A torrent of earnings this week threatens to swamp Wall Street's impressive rally, as results so far have shown the corporate outlook remains murky and investors worry that better-than-expected results from banks still don't prove the sector is stable.

Investors will get a look at the performance of a swath of major companies, including everything from Wells Fargo to Caterpillar, providing a broad look at the economy's health.

The market has been particularly sensitive to bank earnings after their dire straits brought the market to a 12-1/2 year low in early March. The latest quarter has come under increased scrutiny after dismal fourth-quarter results that showed the economy was gripped by panic at the end of last year.

Last week, Goldman Sachs , JPMorgan Chase & Co and Citigroup all reported better-than-expected results for the first quarter, but analysts were wary of the results' sustainability and said they did not signal an all clear for the sector at the heart of the economic crisis.

I think the market is somewhat skeptical on these better-than-expected financial earnings and are looking forward to getting more detail on that, said Scott Wren, senior equity strategist at Wachovia Securities in St. Louis.

Earnings for S&P 500 companies are expected to decline 37.4 percent in the quarter, according to Thomson Reuters data, with all 10 sectors taking a hit.

Economic indicators will be relatively light in the coming week, keeping earnings on center stage.

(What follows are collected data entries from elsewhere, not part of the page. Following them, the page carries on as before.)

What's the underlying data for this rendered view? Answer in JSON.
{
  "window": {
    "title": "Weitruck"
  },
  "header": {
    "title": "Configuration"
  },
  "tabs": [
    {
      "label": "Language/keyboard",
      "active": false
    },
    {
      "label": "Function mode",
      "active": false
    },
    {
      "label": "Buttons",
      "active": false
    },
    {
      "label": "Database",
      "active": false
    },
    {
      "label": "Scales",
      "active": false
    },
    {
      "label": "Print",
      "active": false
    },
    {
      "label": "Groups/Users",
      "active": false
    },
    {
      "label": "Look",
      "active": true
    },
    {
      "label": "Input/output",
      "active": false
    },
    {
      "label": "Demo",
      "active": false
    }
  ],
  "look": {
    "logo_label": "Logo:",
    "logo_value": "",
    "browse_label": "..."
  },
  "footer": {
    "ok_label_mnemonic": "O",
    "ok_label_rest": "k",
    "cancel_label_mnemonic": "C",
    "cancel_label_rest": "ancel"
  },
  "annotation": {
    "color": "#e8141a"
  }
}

But investors will be looking at data on new and existing home sales, as well as durable goods orders to see if the reports can extend the optimism sparked last month by signals that the economic slump may be waning.

BANKS AND BLUE CHIPS GALORE

Banks, which began reporting earnings last week, will continue to be in focus, with results from Bank of America , Wells Fargo and Bank of New York Mellon among the major ones.

Bank of America was among several banks that said last month they had made money at the beginning of the year, helping spark the rally that has seen the broad S&P 500 rack up six consecutive weeks of gains and an advance of close to 30 percent since early March.

Even more important than the numbers will be the guidance company executives give on their outlook going forward as market watchers try to get a handle on when the economy and corporate fortunes may improve.

Visibility remains murky and what people are doing is trying to downplay expectations a little bit, said John Praveen, chief investment strategist at Prudential International Investments Advisers LLC in Newark, New Jersey.

If you look at JPMorgan and Citigroup, even though they beat expectations, they said that looking ahead, times are going to be challenging.

The last earnings season was marked with companies withdrawing guidance or refusing to give any due to the inability to predict the depth and longevity of the financial crisis.

In all, 11 of the 30 blue-chip companies that make up the Dow will report this week, including International Business Machines , Caterpillar Inc, Merck & Co Inc , Boeing Co and McDonald's Corp .

Wells Fargo announced its preliminary results earlier in the month, saying it expects to post a record $3 billion profit for the quarter.

HOME SALES MAY HINT WORST IS OVER

But with so much optimism already pushing the S&P 500 up 28.5 percent from the bear market low, investors could take the opportunity to book profits this week.

8,300 on the Dow suggests to me we've had such a nice run, the market is going to, at minimum, trade sideways for a while, if not undergo a more pronounced pullback (this week) after the expirations run its course, said Todd Clark, managing director of stock trading at Nollenberger Capital Partners in San Francisco.

Indeed, CitiFX analysts said in a note that with so much perfection priced in, such as optimism over bank earnings and the economy, mark-to-market accounting changes, proposed changes on the uptick rule and the U.S. Treasury Department's toxic asset plan, the question is where the next piece of good news is going to come from.

Without another dose of good news, the market could struggle to continue charging ahead from its March bear market lows, they added.

However, a pullback could be seen as a buying opportunity for investors on the sidelines who missed out on the current rally and have been waiting for a chance to get back into the market.

Reports on new and existing home sales and durable goods orders will be watched to see if they build on last month's signals that the recession may have hit bottom.

The one focus will be on whether these green shoots that we saw last month will take deeper roots or whether they will have another cold spell that will freeze them out, Praveen said.

Other data on tap includes leading economic indicators for March and weekly initial jobless claims.